|
Meslektaşların Soruları Hukukçu meslektaşların hukuki nitelikte sorularını birbirlerine yöneltecekleri mesleki yardımlaşma forumu. SADECE hukuk fakültesi mezunları ile hukuk profesyonellerinin (bilirkişi, icra müdürü vb.) yazışmasına açıktır. [Yeni Soru Sorun] |
19-08-2010, 11:02 | #31 |
|
Kesinleşmeden icraya konulamayan kararlar istisnasını bir yanda tutarsak, vekalet ücret alacağına KARAR tarihinden itibaren faiz işletilmelidir.
Ancak belirtildiği gibi söz konusu karar, kesinleşmeden icraya konulamayacak bir karar niteliğinde ise (gayrimenkulün aynına ilişkin , şahsi hak davası niteliğinde , fikri-sınai haklara ilişkin hükümsüzlük, terkin kararları, ceza davaları, boşanma davaları ve ferileri niteliğindeki davalar) kesinleşmeden icraya konulamaz. Dolayısıyla vekalet ücret alacağı henüz muaccel hale gelmemiş sayılacağından, bu durumda faiz kararın kesinleşme tarihinden itibaren işletilmelidir.

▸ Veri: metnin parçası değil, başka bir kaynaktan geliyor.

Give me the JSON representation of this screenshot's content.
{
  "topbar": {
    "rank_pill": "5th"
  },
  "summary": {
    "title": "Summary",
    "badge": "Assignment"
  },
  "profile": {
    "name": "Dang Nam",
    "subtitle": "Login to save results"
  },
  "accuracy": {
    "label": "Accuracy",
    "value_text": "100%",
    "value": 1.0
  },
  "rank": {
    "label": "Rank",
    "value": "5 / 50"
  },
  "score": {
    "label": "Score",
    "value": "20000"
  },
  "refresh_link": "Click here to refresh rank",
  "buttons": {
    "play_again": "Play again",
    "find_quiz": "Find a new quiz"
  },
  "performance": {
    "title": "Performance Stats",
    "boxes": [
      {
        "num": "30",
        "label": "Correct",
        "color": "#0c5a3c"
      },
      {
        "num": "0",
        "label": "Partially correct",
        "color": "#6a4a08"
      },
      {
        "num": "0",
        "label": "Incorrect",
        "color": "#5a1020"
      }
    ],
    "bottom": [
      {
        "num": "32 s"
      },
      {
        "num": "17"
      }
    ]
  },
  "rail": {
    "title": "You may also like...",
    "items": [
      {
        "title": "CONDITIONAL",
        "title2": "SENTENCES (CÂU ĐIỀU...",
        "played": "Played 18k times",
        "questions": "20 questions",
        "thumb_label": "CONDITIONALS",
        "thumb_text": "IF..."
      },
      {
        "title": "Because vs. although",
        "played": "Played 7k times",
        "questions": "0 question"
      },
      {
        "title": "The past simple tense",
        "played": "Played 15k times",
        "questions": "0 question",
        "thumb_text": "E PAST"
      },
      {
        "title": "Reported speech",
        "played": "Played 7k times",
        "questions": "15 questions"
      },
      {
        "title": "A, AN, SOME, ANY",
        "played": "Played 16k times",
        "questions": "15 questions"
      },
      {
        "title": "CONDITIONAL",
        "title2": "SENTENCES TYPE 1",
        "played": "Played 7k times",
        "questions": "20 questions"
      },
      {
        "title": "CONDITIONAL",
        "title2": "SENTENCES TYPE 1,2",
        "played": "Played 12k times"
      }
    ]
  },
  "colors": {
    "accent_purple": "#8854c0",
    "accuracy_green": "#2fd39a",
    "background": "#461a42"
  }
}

Saygılar |
23-08-2010, 04:22 | #32 | |||||||||||||||||||
|
Para alacağına ilişkin ilamlar kesinleşmeden icraya konulabilir. Bu durumda ilamda yazılı avukatlık ücretine hangi tarihten itibaren faiz işletilecektir? Saygılar |
24-06-2011, 15:12 | #33 | |||||||||||||||||||||||
|
|
24-06-2011, 15:35 | #34 | |||||||||||||||||||||||
|
Evet, boşanma ilamının kesinleşmesinden itibaren faiz işler. Bu konuda THS'de onlarca forum açıldı. Alıntısını yaptığınız mesajımı sonradan tashih etmiştim. |
28-06-2011, 22:35 | #35 |
|
Aslında buradaki tartışılması veya ayırdedilmesi gereken nokta Temerrüt ve istenebilirlik/muacceliyet kavramlarıdır.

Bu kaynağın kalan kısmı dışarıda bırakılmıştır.